Despite our proximity to the Big Apple, acts from New York’s woolly downtown jazz scene don’t make it up to the Hub that often. Knitting Factory regulars Sex Mob are attempting to rectify that situation: they’ve settled in for a month-long hump-day residency at Lilli’s that continues through April 4. On their first night in town, a week ago Wednesday, the quartet laid out the ground rules for their invasion: cheeky irreverence and sonic subversion. Even though they rolled into Boston in a busted old van (“Does anybody know a good mechanic?”, Steven Bernstein quipped from the stage), Sex Mob performed with the power and energy of a brand new Ford pick-up, taking the crowd on a burly ride through uncharted musical side roads. Burlesque versions of ABBA? Check. Trip-hop takes on Prince? That too. Post-Ayler shitstorms of hair-raising squawking, screeching, and honking? Thank you, may I have another?

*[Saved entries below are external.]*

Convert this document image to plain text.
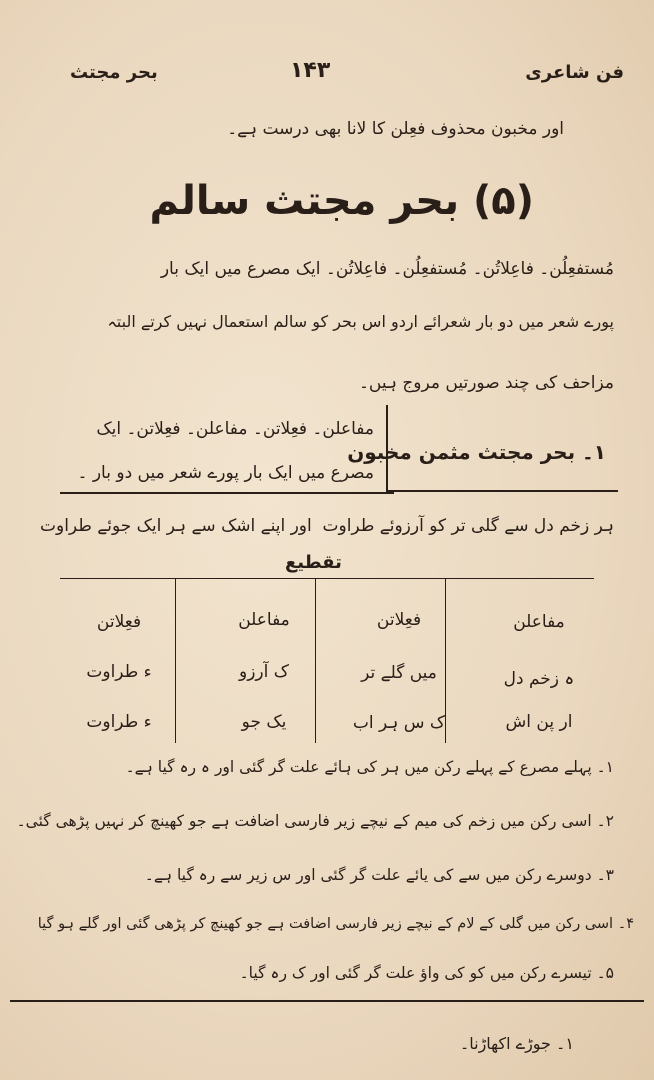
فن شاعری
۱۴۳
بحر مجتث
اور مخبون محذوف فعِلن کا لانا بھی درست ہے۔
(۵) بحر مجتث سالم
مُستفعِلُن۔ فاعِلاتُن۔ مُستفعِلُن۔ فاعِلاتُن۔ ایک مصرع میں ایک بار
پورے شعر میں دو بار شعرائے اردو اس بحر کو سالم استعمال نہیں کرتے البتہ
مزاحف کی چند صورتیں مروج ہیں۔
۱۔ بحر مجتث مثمن مخبون
مفاعلن۔ فعِلاتن۔ مفاعلن۔ فعِلاتن۔ ایک
مصرع میں ایک بار پورے شعر میں دو بار ۔
ہر زخم دل سے گلی تر کو آرزوئے طراوت
اور اپنے اشک سے ہر ایک جوئے طراوت
تقطیع
مفاعلن
ہ زخم دل
ار پن اش
فعِلاتن
میں گلے تر
ک س ہر اب
مفاعلن
ک آرزو
یک جو
فعِلاتن
ء طراوت
ء طراوت
۱۔ پہلے مصرع کے پہلے رکن میں ہر کی ہائے علت گر گئی اور ہ رہ گیا ہے۔
۲۔ اسی رکن میں زخم کی میم کے نیچے زیر فارسی اضافت ہے جو کھینچ کر نہیں پڑھی گئی۔
۳۔ دوسرے رکن میں سے کی یائے علت گر گئی اور س زیر سے رہ گیا ہے۔
۴۔ اسی رکن میں گلی کے لام کے نیچے زیر فارسی اضافت ہے جو کھینچ کر پڑھی گئی اور گلے ہو گیا
۵۔ تیسرے رکن میں کو کی واؤ علت گر گئی اور ک رہ گیا۔
۱۔ جوڑے اکھاڑنا۔
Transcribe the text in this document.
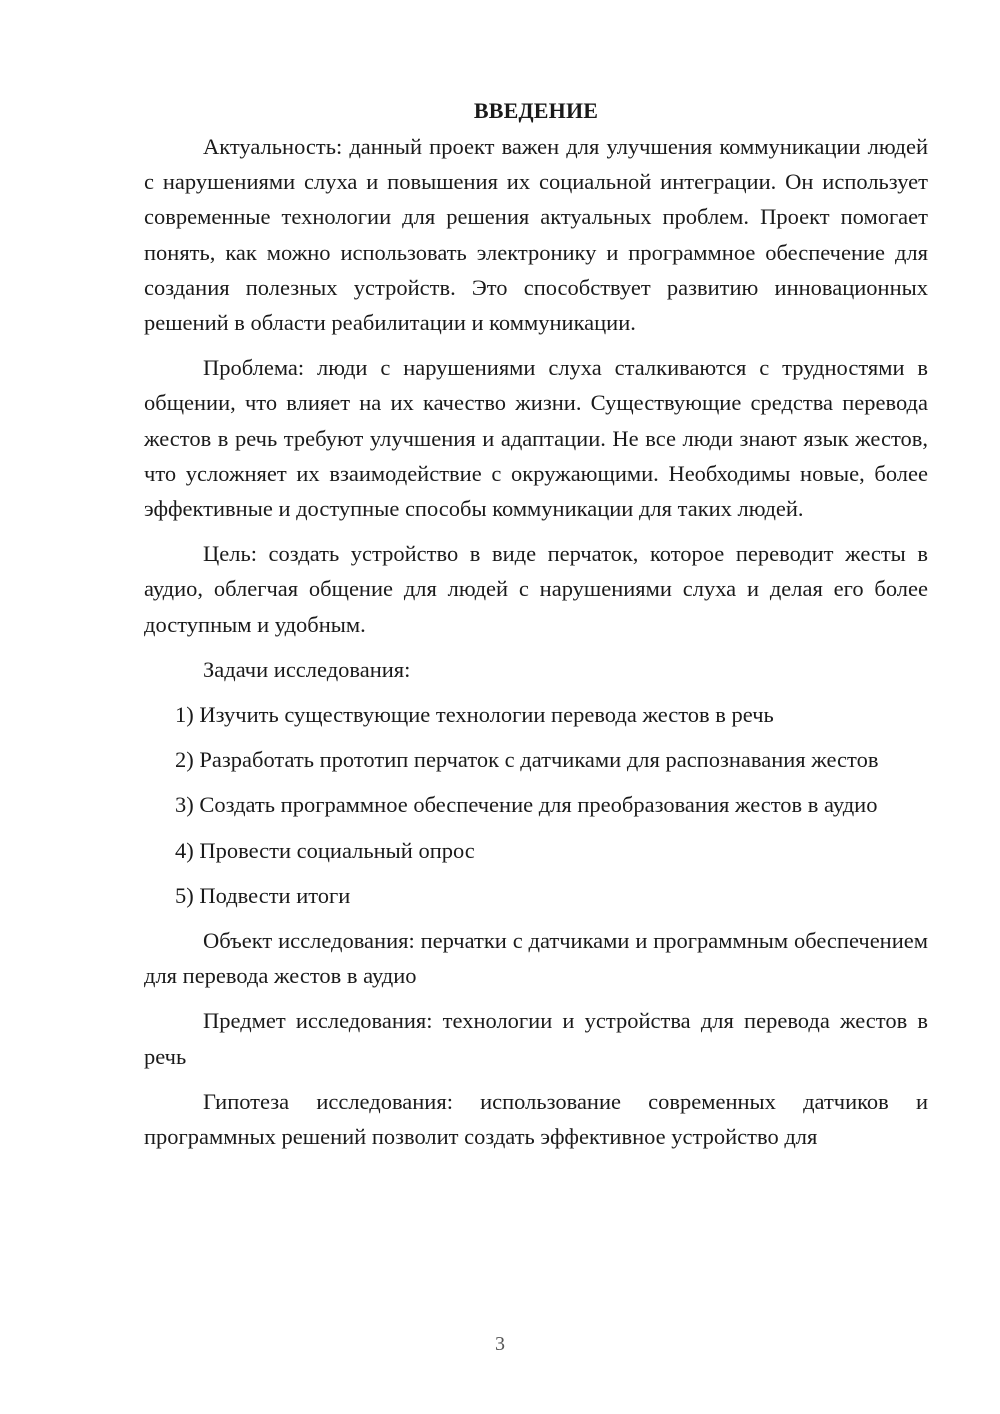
ВВЕДЕНИЕ

Актуальность: данный проект важен для улучшения коммуникации людей с нарушениями слуха и повышения их социальной интеграции. Он использует современные технологии для решения актуальных проблем. Проект помогает понять, как можно использовать электронику и программное обеспечение для создания полезных устройств. Это способствует развитию инновационных решений в области реабилитации и коммуникации.

Проблема: люди с нарушениями слуха сталкиваются с трудностями в общении, что влияет на их качество жизни. Существующие средства перевода жестов в речь требуют улучшения и адаптации. Не все люди знают язык жестов, что усложняет их взаимодействие с окружающими. Необходимы новые, более эффективные и доступные способы коммуникации для таких людей.

Цель: создать устройство в виде перчаток, которое переводит жесты в аудио, облегчая общение для людей с нарушениями слуха и делая его более доступным и удобным.

Задачи исследования:

1) Изучить существующие технологии перевода жестов в речь

2) Разработать прототип перчаток с датчиками для распознавания жестов

3) Создать программное обеспечение для преобразования жестов в аудио

4) Провести социальный опрос

5) Подвести итоги

Объект исследования: перчатки с датчиками и программным обеспечением для перевода жестов в аудио

Предмет исследования: технологии и устройства для перевода жестов в речь

Гипотеза исследования: использование современных датчиков и программных решений позволит создать эффективное устройство для

3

Led by loudmouth slide-trumpet player Bernstein, Sex Mob distilled a century’s worth of jazz history into a gnarly 90-minute set. It was all in there: the N’awlins second-line marches, the free-jazz gall, the greasy funk grooves, the angular post-bop blowing, the pop melodies, the hard-driving swing. But the kitchen-sink concept works only because the players are so damn good. Drummer Kenny Wollesen and bassist Tony Scherr were a perfect mix of rock-solid and sly slipperiness; Briggan Kraus tore through the top end with thrilling Middle Eastern–tinged alto sax; and Bernstein, well, he was just everywhere. When the compact frontman wasn’t blurting out uncensored stage patter, directing the sonic traffic with his hands, or screaming out horn arrangements, he played smoochy slide-trumpet lines that connected gutbucket Louis Armstrong cries with wiggly Don Cherry lines. It ended with a rollicking 20-minutes-plus version of the Stones’ “Ruby Tuesday” that featured three guest musicians (including the Either/Orchestra’s Russ Gershon), numerous collective freakouts, an ounce of bluesy pathos, and one spacious dub coda.

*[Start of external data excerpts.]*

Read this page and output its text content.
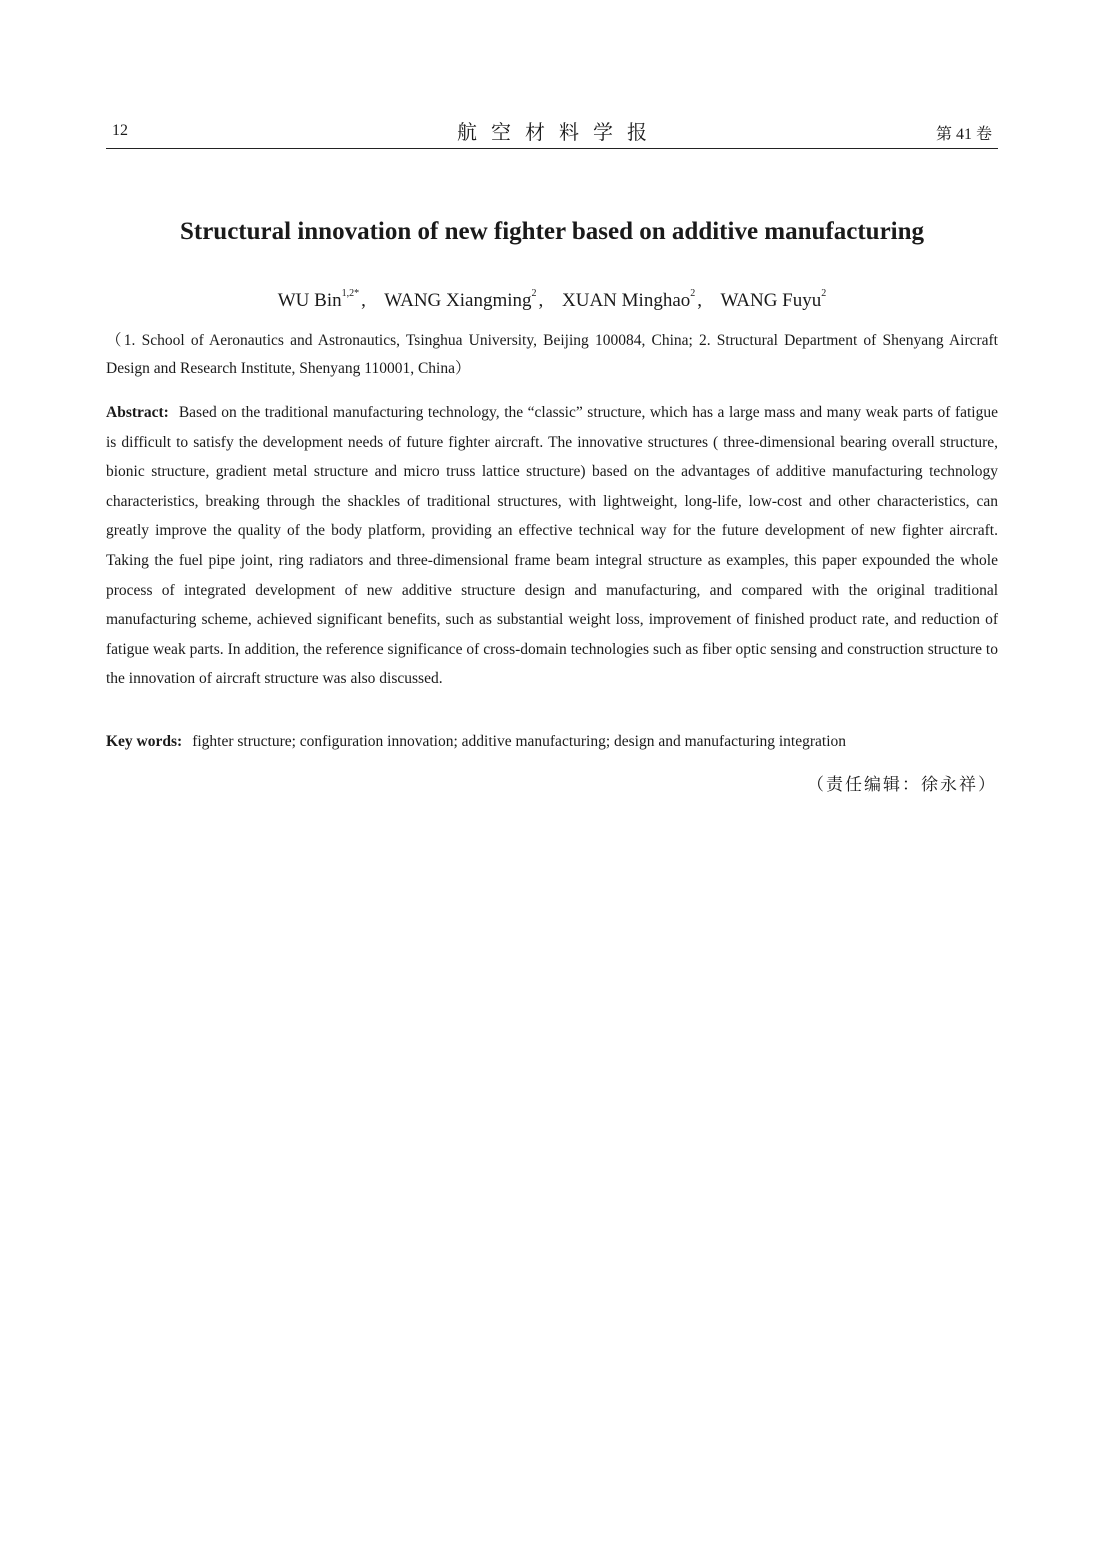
12	航空材料学报	第 41 卷
Structural innovation of new fighter based on additive manufacturing
WU Bin$^{1,2*}$ , WANG Xiangming$^2$ , XUAN Minghao$^2$ , WANG Fuyu$^2$
（1. School of Aeronautics and Astronautics, Tsinghua University, Beijing 100084, China; 2. Structural Department of Shenyang Aircraft Design and Research Institute, Shenyang 110001, China）
Abstract: Based on the traditional manufacturing technology, the “classic” structure, which has a large mass and many weak parts of fatigue is difficult to satisfy the development needs of future fighter aircraft. The innovative structures ( three-dimensional bearing overall structure, bionic structure, gradient metal structure and micro truss lattice structure) based on the advantages of additive manufacturing technology characteristics, breaking through the shackles of traditional structures, with lightweight, long-life, low-cost and other characteristics, can greatly improve the quality of the body platform, providing an effective technical way for the future development of new fighter aircraft. Taking the fuel pipe joint, ring radiators and three-dimensional frame beam integral structure as examples, this paper expounded the whole process of integrated development of new additive structure design and manufacturing, and compared with the original traditional manufacturing scheme, achieved significant benefits, such as substantial weight loss, improvement of finished product rate, and reduction of fatigue weak parts. In addition, the reference significance of cross-domain technologies such as fiber optic sensing and construction structure to the innovation of aircraft structure was also discussed.
Key words: fighter structure; configuration innovation; additive manufacturing; design and manufacturing integration
（责任编辑：徐永祥）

The King J. Revue preceded the Mob with a set of satisfying roots reggae and earthy rocksteady grooves. And the Anti-Jazz Raygun — who (full-disclosure time) are all NEC-trained jazz musicians and include my roommate Brandon Seabrook on guitar — began the evening with a radical take on the jazz organ-trio. They have all the usual organ-drums-guitar tricks up their sleeve: gritty funk, lounge noir, surf rock. But the youthful trio also dig into jagged and austere post-rock, manic klezmer, and elliptical Afro-beat earthshakers. Anti-jazz indeed.